Play baseball for a season
When you’re trying to run for distance, you can get stress injuries. You can run so much that the bones start to fatigue in areas and you can get stress fractures. Gymnastics is another. A lot of the sports where there is a lot of repetitive movement and pressure behind the sport to succeed they think might be more at risk. They would recommend that kids play multiple sports. If you think about any motion or activity if you do it repetitively enough, it’s going to tend to fatigue the muscles and burns the energy that is supporting that activity.
In baseball, for instance, if you throw a baseball 100 times, that’s 100 times your shoulder has to undergo the arc of motion, the acceleration, the deceleration. If you have a micro injury that occurs with that and accumulates, that’s where you get into trouble. If you have a kid who’s a good athlete and he’s going to play baseball for a season, have him play soccer or another sport the next season which uses a completely different set of muscles and bones and allows musculoskeletal systems to develop properly.

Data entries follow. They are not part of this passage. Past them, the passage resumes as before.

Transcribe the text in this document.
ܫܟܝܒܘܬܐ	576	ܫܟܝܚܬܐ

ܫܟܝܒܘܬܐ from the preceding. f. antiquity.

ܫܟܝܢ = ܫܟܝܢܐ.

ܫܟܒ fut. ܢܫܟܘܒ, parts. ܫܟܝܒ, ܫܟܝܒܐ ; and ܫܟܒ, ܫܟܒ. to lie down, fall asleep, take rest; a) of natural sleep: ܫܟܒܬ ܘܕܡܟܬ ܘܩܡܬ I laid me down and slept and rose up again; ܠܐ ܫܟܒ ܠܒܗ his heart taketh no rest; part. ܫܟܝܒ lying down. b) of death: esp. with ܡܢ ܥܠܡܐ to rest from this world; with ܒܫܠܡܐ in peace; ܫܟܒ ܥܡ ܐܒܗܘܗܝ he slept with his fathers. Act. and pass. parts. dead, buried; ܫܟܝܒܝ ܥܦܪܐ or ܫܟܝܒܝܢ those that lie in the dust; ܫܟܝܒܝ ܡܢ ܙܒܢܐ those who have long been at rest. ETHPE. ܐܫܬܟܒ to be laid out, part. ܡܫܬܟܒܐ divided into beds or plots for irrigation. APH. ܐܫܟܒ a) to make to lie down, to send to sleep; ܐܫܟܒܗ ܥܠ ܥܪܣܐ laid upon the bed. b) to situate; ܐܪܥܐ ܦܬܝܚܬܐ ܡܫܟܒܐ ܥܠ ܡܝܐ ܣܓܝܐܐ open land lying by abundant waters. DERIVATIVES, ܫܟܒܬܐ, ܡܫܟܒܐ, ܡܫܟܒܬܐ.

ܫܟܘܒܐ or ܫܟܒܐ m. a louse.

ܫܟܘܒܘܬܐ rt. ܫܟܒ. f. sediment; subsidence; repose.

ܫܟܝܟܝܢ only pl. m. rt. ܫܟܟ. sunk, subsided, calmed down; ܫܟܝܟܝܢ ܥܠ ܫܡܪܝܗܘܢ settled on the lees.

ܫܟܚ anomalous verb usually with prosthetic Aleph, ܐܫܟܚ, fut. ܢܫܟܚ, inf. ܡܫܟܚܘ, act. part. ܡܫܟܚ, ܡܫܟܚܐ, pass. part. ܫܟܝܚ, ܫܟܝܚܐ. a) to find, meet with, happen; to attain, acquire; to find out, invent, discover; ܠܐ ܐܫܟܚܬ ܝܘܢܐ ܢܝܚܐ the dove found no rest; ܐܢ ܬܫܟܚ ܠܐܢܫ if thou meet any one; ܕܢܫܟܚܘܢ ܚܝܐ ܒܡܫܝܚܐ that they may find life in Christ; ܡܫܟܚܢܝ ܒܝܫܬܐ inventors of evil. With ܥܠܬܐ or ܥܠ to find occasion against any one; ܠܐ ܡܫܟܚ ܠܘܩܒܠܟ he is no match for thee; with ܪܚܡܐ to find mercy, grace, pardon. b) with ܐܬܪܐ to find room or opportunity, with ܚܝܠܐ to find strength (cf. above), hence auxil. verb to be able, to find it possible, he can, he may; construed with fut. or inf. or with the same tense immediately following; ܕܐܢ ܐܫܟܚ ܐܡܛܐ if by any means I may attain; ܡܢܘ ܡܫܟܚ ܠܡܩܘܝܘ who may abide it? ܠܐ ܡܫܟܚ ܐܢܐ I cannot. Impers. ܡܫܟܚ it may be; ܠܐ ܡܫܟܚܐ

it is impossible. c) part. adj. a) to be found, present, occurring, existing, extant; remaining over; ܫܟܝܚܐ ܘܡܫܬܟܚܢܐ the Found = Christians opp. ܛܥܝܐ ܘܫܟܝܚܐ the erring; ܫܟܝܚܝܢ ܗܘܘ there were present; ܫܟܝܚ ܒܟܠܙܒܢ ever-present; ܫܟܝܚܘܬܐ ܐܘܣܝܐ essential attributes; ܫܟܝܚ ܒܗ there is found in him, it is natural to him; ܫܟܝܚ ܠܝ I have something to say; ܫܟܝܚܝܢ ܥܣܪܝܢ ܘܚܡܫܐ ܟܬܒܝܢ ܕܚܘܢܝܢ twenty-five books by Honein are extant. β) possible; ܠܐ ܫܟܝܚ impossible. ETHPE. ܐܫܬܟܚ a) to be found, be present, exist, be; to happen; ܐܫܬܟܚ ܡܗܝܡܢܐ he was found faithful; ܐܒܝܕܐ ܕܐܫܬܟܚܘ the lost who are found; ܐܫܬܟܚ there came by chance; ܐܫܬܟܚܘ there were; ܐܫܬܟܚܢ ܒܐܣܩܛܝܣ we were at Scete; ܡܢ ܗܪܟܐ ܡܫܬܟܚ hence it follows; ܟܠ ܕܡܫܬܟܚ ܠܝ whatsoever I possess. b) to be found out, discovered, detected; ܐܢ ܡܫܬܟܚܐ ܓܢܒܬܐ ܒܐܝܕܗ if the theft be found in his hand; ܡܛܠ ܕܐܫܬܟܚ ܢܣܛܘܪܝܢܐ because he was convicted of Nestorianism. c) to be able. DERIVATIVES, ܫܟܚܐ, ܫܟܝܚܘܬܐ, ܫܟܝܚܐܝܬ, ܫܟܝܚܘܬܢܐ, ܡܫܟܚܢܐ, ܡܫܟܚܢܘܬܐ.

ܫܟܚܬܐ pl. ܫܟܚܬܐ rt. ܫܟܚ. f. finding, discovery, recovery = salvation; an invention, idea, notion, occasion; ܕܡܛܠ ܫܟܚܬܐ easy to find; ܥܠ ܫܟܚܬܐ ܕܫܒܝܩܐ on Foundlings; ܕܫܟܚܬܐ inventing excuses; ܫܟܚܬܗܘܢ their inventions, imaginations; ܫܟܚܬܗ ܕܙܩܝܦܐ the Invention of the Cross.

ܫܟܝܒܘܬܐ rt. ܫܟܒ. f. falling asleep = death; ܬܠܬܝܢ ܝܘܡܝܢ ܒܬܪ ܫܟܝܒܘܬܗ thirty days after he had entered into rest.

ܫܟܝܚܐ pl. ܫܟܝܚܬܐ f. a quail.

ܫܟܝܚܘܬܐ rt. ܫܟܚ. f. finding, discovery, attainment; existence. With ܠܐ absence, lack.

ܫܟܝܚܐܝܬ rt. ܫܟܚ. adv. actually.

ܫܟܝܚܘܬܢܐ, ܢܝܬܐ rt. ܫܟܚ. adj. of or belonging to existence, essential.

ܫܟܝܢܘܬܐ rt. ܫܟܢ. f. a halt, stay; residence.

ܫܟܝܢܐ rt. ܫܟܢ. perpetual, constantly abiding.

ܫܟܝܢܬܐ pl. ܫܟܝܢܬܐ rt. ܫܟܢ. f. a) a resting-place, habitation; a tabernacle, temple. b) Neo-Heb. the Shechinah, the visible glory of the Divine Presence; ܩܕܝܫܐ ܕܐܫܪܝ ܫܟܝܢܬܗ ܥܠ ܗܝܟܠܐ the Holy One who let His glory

It’s much, much better to be active. But just realize that early sport specialization can promote overuse. Think about using your body in different ways. There are certain things you can’t ever get enough of. Running and jumping and playing and all that stuff is great, but really it’s when you start doing the same thing over and over again that can lead to problems. You’d rather have them out there and active, but just encourage them to play multiple sports and listen to their bodies.